Sobre el particular, los Vocales hoy accionados en el Auto de Vista 194, en el Considerando I, acápite I.1.3, consideraron los argumentos expuestos por el accionante, en su memorial de contestación al recurso de reposición con alternativa de apelación, y en la parte de la motivación y fundamentación de ese fallo, en los puntos d) y e) llegaron a la conclusión que el embargo y posterior hipoteca judicial de los bienes inmuebles de propiedad del demandado -ahora tercero interesado- registrado bajo las matrículas computarizadas: 7.01.1.99.0080828; 7.01.1.99.0080848; 7.01.199.0080849; y, 7.01.1.99.0108927, generados en el proceso ordinario, por sobre el embargo y anotación preventiva del fundo rústico “La Pachanga”, ordenado en el proceso ejecutivo constituye una doble restricción del patrimonio del deudor -hoy tercero interesado- implicando un abuso del derecho que debe corregirse; es más, señalaron que el abuso del derecho y la mala fe procesal no fundan derechos conforme a lo previsto por el art. 8 de la CPE; por lo que, la caducidad alegada por el accionante sobre la anotación preventiva registrada en el asiento B-5 de la matrícula computarizada 7.11.1.01.0000203, sería un acto provocado intencionalmente para acceder con malicia procesal y selectivamente a otros bienes inmuebles del ahora tercero interesado, por ello, correspondía mantener vigente el embargo y anotación preventiva del mencionado fundo rústico dispuesto en el proceso ejecutivo, que no fue cancelado, dejando sin efecto las anotaciones preventivas e hipotecas judiciales dispuestas en el proceso ordinario posterior, por ser una doble restricción a los bienes del deudor.
De lo analizado y contrastado, se llega a la conclusión de que los Vocales ahora accionados, no omitieron de manera indebida revisar el contenido del memorial de respuesta al incidente de levantamiento de embargos y anotaciones preventivas del accionante, si bien no se pronunciaron de manera amplia y extensa sobre el contenido del indicado memorial; empero, explicaron las razones del porque no podía considerarse la caducidad del derecho alegado por el accionante y del principio de preclusión procesal, cumpliendo en consecuencia con la fundamentación y motivación del fallo, además de no vulnerarse su derecho a la defensa y a la legalidad, ya que en el marco de los arts. 1471 del CC y 8 de la CPE, no estaría permitido una doble restricción de los bienes del deudor, siendo de lo contrario un abuso del derecho que no guarda armonía con el art. 8 de la CPE; por lo que, no resulta evidente la vulneración alegada por el accionante sobre los elementos del debido proceso, correspondiendo en consecuencia denegar la tutela solicitada al respecto al derecho a la defensa y al principio de legalidad.

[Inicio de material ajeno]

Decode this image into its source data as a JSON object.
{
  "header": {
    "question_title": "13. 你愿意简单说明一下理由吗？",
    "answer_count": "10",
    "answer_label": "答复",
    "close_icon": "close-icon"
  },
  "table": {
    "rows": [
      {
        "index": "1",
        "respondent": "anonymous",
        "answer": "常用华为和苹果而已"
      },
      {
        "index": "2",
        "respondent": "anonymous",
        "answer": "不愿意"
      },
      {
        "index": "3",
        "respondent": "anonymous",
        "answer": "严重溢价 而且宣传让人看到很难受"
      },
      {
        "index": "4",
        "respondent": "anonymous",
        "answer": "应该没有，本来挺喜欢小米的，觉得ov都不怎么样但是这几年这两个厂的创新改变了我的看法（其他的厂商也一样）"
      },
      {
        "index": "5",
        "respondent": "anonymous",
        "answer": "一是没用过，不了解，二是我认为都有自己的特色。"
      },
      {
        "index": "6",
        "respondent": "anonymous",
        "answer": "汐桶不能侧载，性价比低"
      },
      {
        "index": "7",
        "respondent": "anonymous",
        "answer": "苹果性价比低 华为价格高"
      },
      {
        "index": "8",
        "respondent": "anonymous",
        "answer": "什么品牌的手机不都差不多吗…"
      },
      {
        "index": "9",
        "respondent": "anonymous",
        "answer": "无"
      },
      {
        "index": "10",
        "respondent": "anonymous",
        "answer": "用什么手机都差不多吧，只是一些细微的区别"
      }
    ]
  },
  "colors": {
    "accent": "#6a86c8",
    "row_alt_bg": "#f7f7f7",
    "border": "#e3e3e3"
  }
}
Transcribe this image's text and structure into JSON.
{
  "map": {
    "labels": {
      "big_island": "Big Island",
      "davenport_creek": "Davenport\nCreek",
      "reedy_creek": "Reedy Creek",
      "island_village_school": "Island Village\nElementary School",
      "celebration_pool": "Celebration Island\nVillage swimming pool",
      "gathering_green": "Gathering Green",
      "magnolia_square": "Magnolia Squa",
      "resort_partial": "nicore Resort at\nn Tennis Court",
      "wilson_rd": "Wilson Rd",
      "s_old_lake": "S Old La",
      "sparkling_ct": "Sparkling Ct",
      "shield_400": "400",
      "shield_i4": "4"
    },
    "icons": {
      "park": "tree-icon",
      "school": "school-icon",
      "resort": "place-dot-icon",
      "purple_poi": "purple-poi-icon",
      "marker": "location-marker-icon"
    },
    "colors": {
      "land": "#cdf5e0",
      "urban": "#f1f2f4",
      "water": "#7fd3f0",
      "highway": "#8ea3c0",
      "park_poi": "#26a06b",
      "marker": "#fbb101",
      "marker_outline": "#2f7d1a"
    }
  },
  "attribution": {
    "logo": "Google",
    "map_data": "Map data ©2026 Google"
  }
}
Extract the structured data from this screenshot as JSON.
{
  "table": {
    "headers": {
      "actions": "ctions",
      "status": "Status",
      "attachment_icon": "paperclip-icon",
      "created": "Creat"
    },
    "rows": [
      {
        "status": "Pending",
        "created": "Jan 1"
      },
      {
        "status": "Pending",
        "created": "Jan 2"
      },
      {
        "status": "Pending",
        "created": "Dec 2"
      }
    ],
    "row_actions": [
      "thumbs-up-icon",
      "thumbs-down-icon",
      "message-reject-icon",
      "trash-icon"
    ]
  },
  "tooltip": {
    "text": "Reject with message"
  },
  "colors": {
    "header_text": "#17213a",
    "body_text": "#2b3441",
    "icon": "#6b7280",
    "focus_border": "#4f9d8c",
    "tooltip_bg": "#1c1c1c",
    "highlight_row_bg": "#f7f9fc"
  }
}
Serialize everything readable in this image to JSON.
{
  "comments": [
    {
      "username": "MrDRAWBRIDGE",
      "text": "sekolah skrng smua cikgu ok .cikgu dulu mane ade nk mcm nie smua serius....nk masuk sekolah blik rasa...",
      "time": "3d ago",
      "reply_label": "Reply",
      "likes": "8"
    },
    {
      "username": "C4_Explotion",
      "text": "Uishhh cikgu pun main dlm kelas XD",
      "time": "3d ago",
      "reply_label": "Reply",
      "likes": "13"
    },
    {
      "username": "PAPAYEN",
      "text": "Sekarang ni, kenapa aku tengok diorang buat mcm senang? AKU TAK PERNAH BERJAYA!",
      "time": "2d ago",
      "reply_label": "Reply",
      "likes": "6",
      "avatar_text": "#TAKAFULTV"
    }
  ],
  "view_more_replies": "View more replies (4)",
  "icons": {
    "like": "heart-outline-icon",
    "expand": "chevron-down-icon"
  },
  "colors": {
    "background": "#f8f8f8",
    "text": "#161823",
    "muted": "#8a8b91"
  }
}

En cuanto al tercer agravio; en sentido, de que se vulneraron los principios de pertinencia y congruencia como elementos del debido proceso; puesto que, el demandado -ahora tercero interesado- en su incidente hubiera señalado textualmente que solicitaba el levantamiento de embargo y anotaciones preventivas, lo mismo en su petitorio; empero, nunca pidió el levantamiento de hipotecas judiciales de las matrículas computarizadas: 7.01.1.99.0080828; 7.01.1.99.0080848; 7.01.199.0080849; y, 7.01.1.99.0108927, que fueron ordenadas dentro del proceso ordinario por la misma Sala que emitió el Auto de Vista ahora cuestionado -Sala Civil y Comercial, Familia, Niñez y Adolescencia, Violencia Intrafamiliar Doméstica y Pública Primera del Tribunal Departamental de Justicia de Santa Cruz-; además que, no fundamentaron ni motivaron del porqué se levantaban las hipotecas judiciales, siendo en ese sentido un fallo ultra petita.
Sobre ese agravio, contrastado con el contenido del memorial de respuesta al recurso de reposición con alternativa de apelación, en ninguno de sus seis argumentos identificados hace referencia a que el demandado en su incidente hubiera solicitado solamente el levantamiento de embargos y anotaciones preventivas y no así el levantamiento de hipotecas judiciales de las matrículas computarizadas: 7.01.1.99.0080828; 7.01.1.99.0080848; 7.01.199.0080849; y, 7.01.1.99.0108927, razón por la cual, los Vocales hoy accionados, no tuvieron la posibilidad de pronunciarse al respecto, menos fundamentar y motivar del porqué se levantaban las hipotecas judiciales.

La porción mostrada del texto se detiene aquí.